The police then found a bomb-like device at the scene of the alleged shooting, near the university’s physics building, and that set off the full-scale alarm that resulted in a massive police operation that cordoned off large areas of the university’s campus. The suspicious object was later found to be a hoax, intended to “create fear,” according to police. The security guard was later charged with making false statements by initially saying he’d been shot. He admitted he’d shot himself and placed the bomb-like object.
Staff wouldn’t say how the guard’s new version of events jibes with his confession to placing the object that set off the bomb scare. “As far as I know, he hasn’t been charged for that,” Staff told Aftenposten. “That’s the comment I have on that.” He added that his client is in “deep despair” and strongly regrets that he didn’t tell the police the truth about the shooting.
Psychological examination looms
Police had said that the charges against the security guard, who hasn’t been publicly identified in line with Norwegian media policy, could be expanded and they were. Police are also investigating whether two earlier incidents involving the same security guard, in which he’d claimed to have been attacked by unknown assailants, were also bluffs. Staff told Aftenposten that “my client says they were real.”
Police say they will ask for a “routine judicial evaluation” of the man, regarding his state of mind and whether he’s capable of standing trial. “It can’t be ruled out that a strong need for attention is behind these events, but there can be many reasons for such a need,” Anne-Kari Torgalsbøen of the institute for psychology at the University of Oslo, told Aftenposten. She said it would be “natural” to check for the possibility of psychological problems.
Nokas had earlier described the man as a long-term employee but Aftenposten reported that he only started working for Nokas after it acquired the security firm G4S in 2013. The man was a summer intern at the time and Nokas kept him on as a guard at the University of Oslo. In October of that year he reported he’d been stabbed while on duty and his wound required several stitches. Police never found his assailants. In November of last year he reported being shot with an electric shock pistol by someone whom he said also tried to steal his keys and strangle him. Police also ended up having to drop their investigation for lack of leads and evidence.
Guards’ credibility and training questioned
Nokas officials say they had no reason to suspect their employee was lying about those incidents at the time. Now he has confessed to lying about Tuesday’s shooting and bomb scare so the police intend to reopen the earlier cases.

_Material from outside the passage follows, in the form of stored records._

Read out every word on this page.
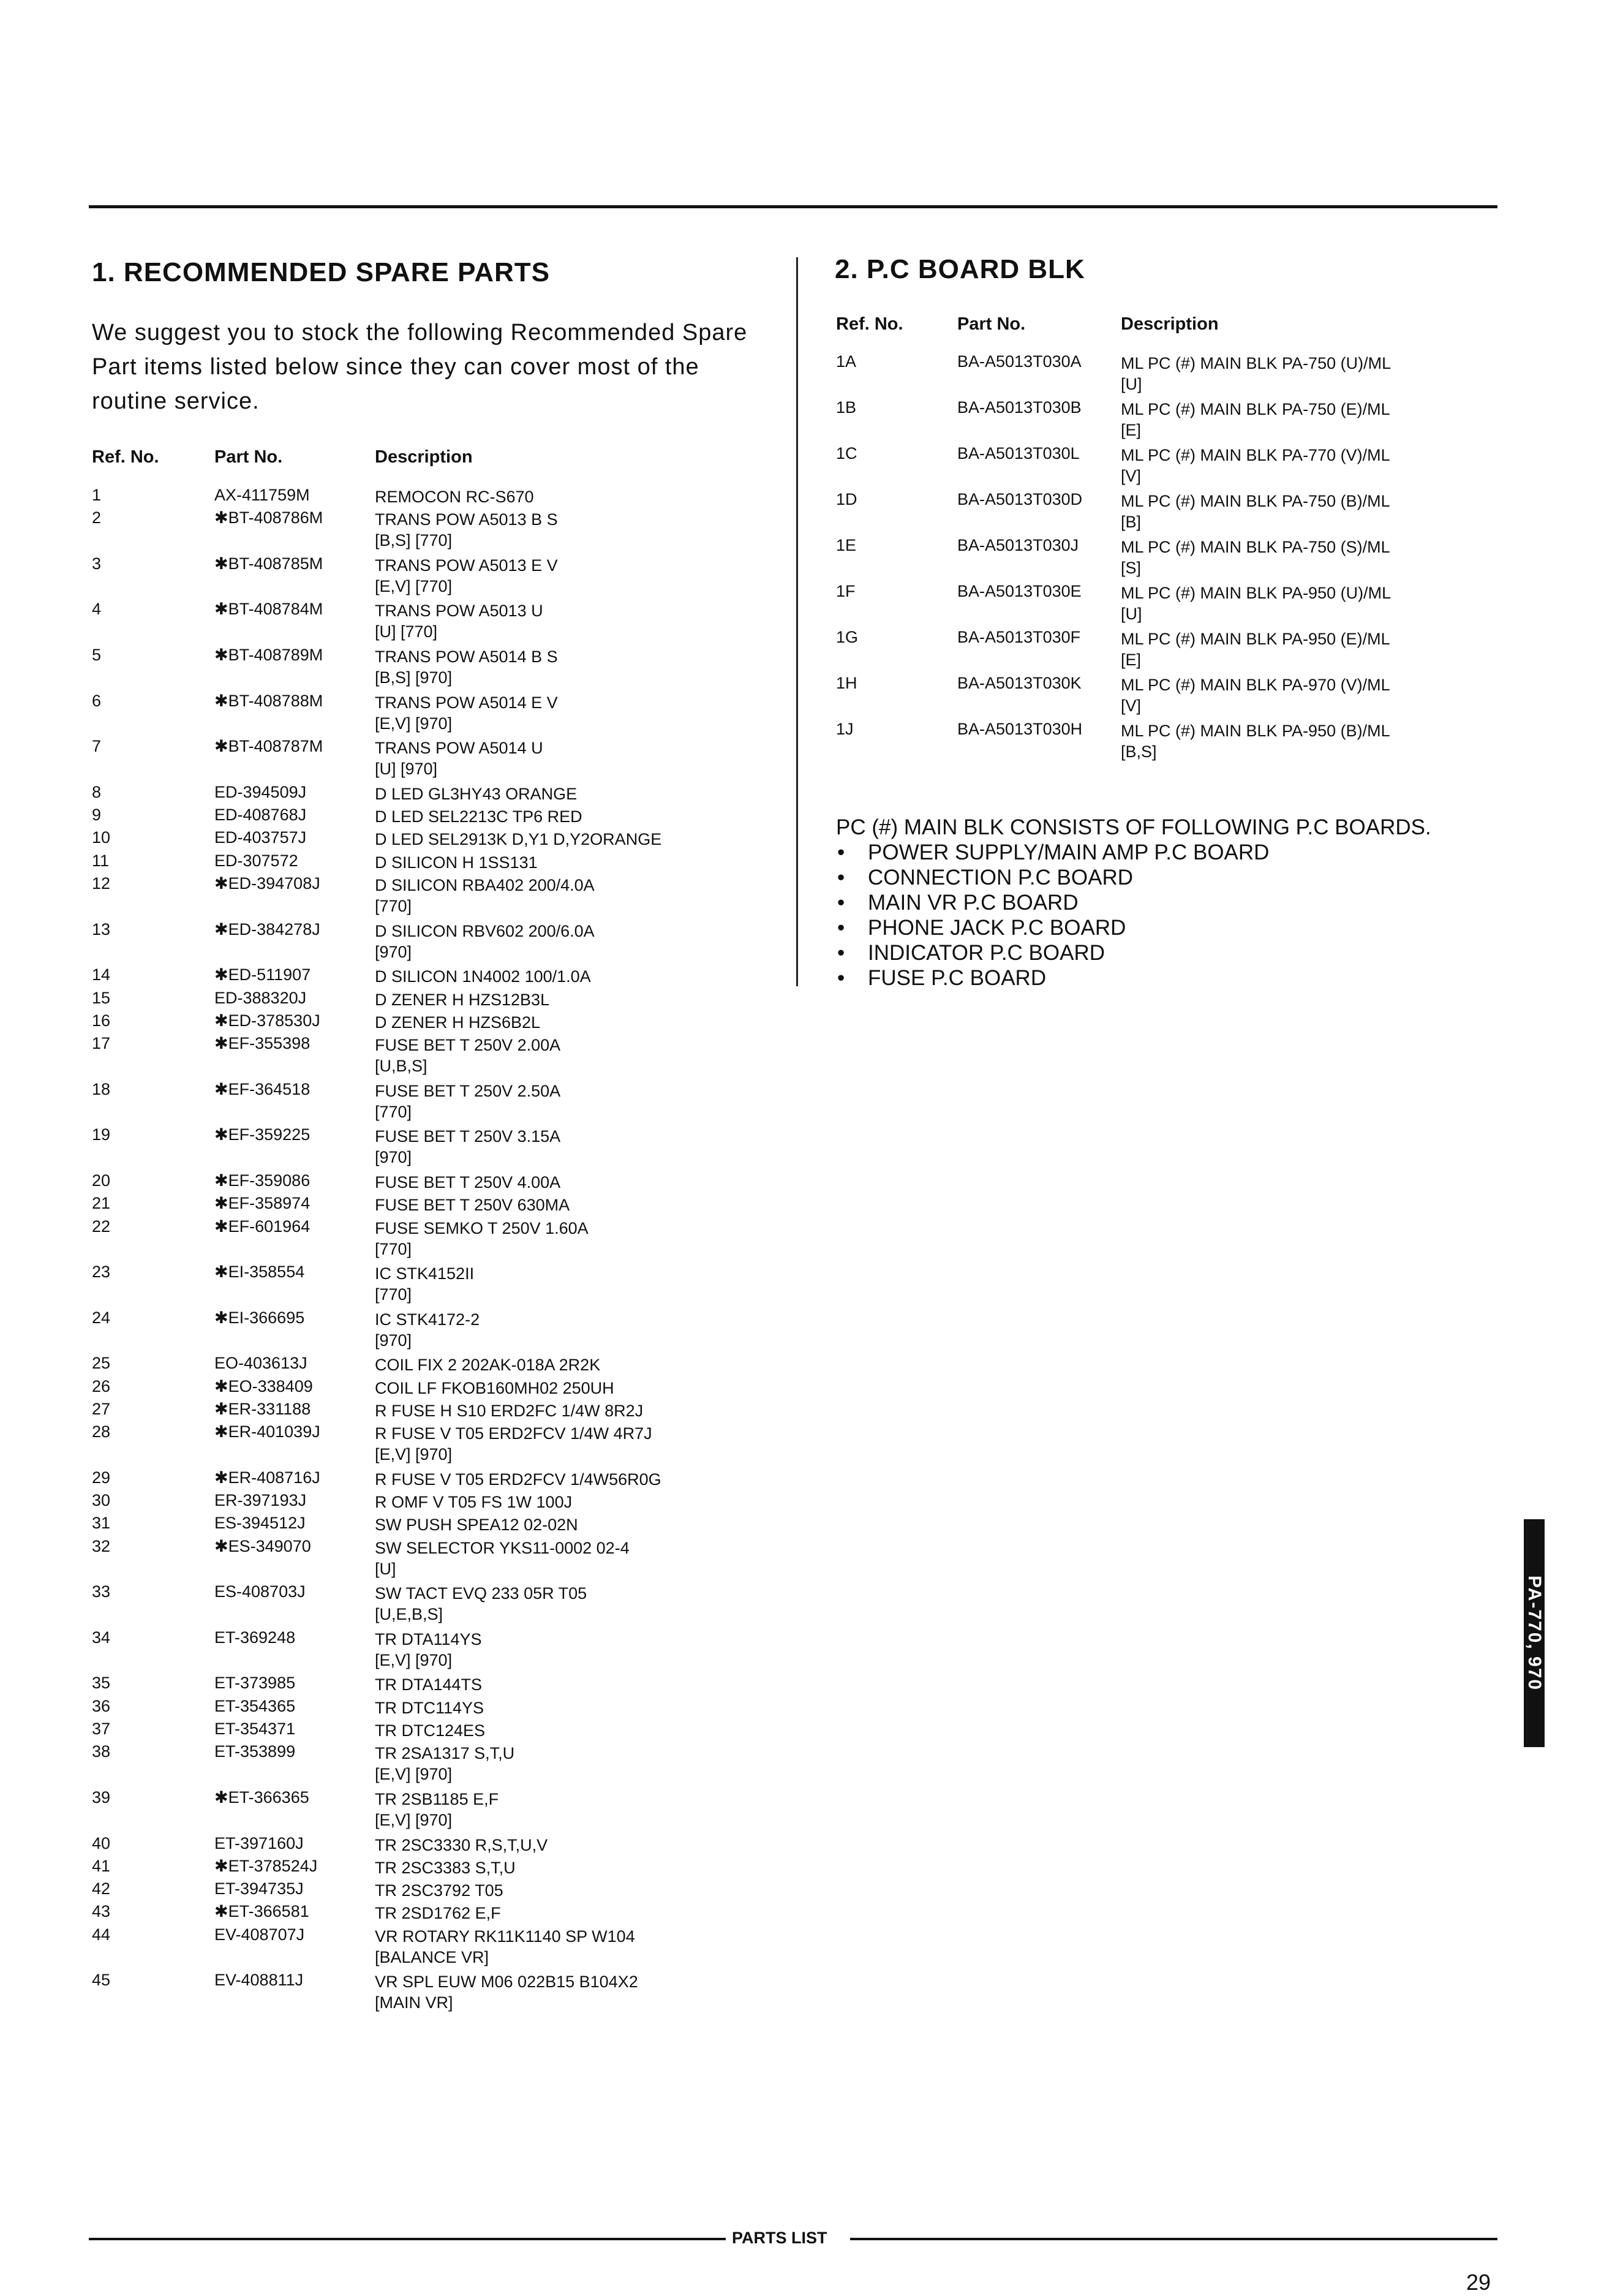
1. RECOMMENDED SPARE PARTS
We suggest you to stock the following Recommended Spare Part items listed below since they can cover most of the routine service.
Ref. No.	Part No.	Description
1	AX-411759M	REMOCON RC-S670
2	✱BT-408786M	TRANS POW A5013 B S
[B,S] [770]
3	✱BT-408785M	TRANS POW A5013 E V
[E,V] [770]
4	✱BT-408784M	TRANS POW A5013 U
[U] [770]
5	✱BT-408789M	TRANS POW A5014 B S
[B,S] [970]
6	✱BT-408788M	TRANS POW A5014 E V
[E,V] [970]
7	✱BT-408787M	TRANS POW A5014 U
[U] [970]
8	ED-394509J	D LED GL3HY43 ORANGE
9	ED-408768J	D LED SEL2213C TP6 RED
10	ED-403757J	D LED SEL2913K D,Y1 D,Y2ORANGE
11	ED-307572	D SILICON H 1SS131
12	✱ED-394708J	D SILICON RBA402 200/4.0A
[770]
13	✱ED-384278J	D SILICON RBV602 200/6.0A
[970]
14	✱ED-511907	D SILICON 1N4002 100/1.0A
15	ED-388320J	D ZENER H HZS12B3L
16	✱ED-378530J	D ZENER H HZS6B2L
17	✱EF-355398	FUSE BET T 250V 2.00A
[U,B,S]
18	✱EF-364518	FUSE BET T 250V 2.50A
[770]
19	✱EF-359225	FUSE BET T 250V 3.15A
[970]
20	✱EF-359086	FUSE BET T 250V 4.00A
21	✱EF-358974	FUSE BET T 250V 630MA
22	✱EF-601964	FUSE SEMKO T 250V 1.60A
[770]
23	✱EI-358554	IC STK4152II
[770]
24	✱EI-366695	IC STK4172-2
[970]
25	EO-403613J	COIL FIX 2 202AK-018A 2R2K
26	✱EO-338409	COIL LF FKOB160MH02 250UH
27	✱ER-331188	R FUSE H S10 ERD2FC 1/4W 8R2J
28	✱ER-401039J	R FUSE V T05 ERD2FCV 1/4W 4R7J
[E,V] [970]
29	✱ER-408716J	R FUSE V T05 ERD2FCV 1/4W56R0G
30	ER-397193J	R OMF V T05 FS 1W 100J
31	ES-394512J	SW PUSH SPEA12 02-02N
32	✱ES-349070	SW SELECTOR YKS11-0002 02-4
[U]
33	ES-408703J	SW TACT EVQ 233 05R T05
[U,E,B,S]
34	ET-369248	TR DTA114YS
[E,V] [970]
35	ET-373985	TR DTA144TS
36	ET-354365	TR DTC114YS
37	ET-354371	TR DTC124ES
38	ET-353899	TR 2SA1317 S,T,U
[E,V] [970]
39	✱ET-366365	TR 2SB1185 E,F
[E,V] [970]
40	ET-397160J	TR 2SC3330 R,S,T,U,V
41	✱ET-378524J	TR 2SC3383 S,T,U
42	ET-394735J	TR 2SC3792 T05
43	✱ET-366581	TR 2SD1762 E,F
44	EV-408707J	VR ROTARY RK11K1140 SP W104
[BALANCE VR]
45	EV-408811J	VR SPL EUW M06 022B15 B104X2
[MAIN VR]
2. P.C BOARD BLK
Ref. No.	Part No.	Description
1A	BA-A5013T030A ML PC (#) MAIN BLK PA-750 (U)/ML
[U]
1B	BA-A5013T030B ML PC (#) MAIN BLK PA-750 (E)/ML
[E]
1C	BA-A5013T030L ML PC (#) MAIN BLK PA-770 (V)/ML
[V]
1D	BA-A5013T030D ML PC (#) MAIN BLK PA-750 (B)/ML
[B]
1E	BA-A5013T030J	ML PC (#) MAIN BLK PA-750 (S)/ML
[S]
1F	BA-A5013T030E ML PC (#) MAIN BLK PA-950 (U)/ML
[U]
1G	BA-A5013T030F ML PC (#) MAIN BLK PA-950 (E)/ML
[E]
1H	BA-A5013T030K ML PC (#) MAIN BLK PA-970 (V)/ML
[V]
1J	BA-A5013T030H ML PC (#) MAIN BLK PA-950 (B)/ML
[B,S]
PC (#) MAIN BLK CONSISTS OF FOLLOWING P.C BOARDS.
• POWER SUPPLY/MAIN AMP P.C BOARD
• CONNECTION P.C BOARD
• MAIN VR P.C BOARD
• PHONE JACK P.C BOARD
• INDICATOR P.C BOARD
• FUSE P.C BOARD
PA-770, 970
PARTS LIST
29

Questions were rising on Friday over the short training periods required for security guards and how they’re followed up by their employers. Leonarda Jupa, course administrator at one of the private academies used by security firms, said cases like that involving the Nokas guard are “extremely seldom” in the industry and noted that they can damage the credibility of security guards’ reliability and reputations.
And training periods are brief. “If you’re effective, you can become a security guard in a month,” Jupa told NRK. She said the law requires 15 hours of theory, 30 hours of practice work and 50 more hours of theory at a third level of training.
Jarle Ramskjær, marketing and communications director for the large firm Securitas, claimed the security branch had become much more professional during the past 10 to 15 years and insisted that guards had “comprehensive training and education, and we follow them up closely.” He said he believed the public had “a high degree of confidence in us, and respects and recognizes the job we do every day.”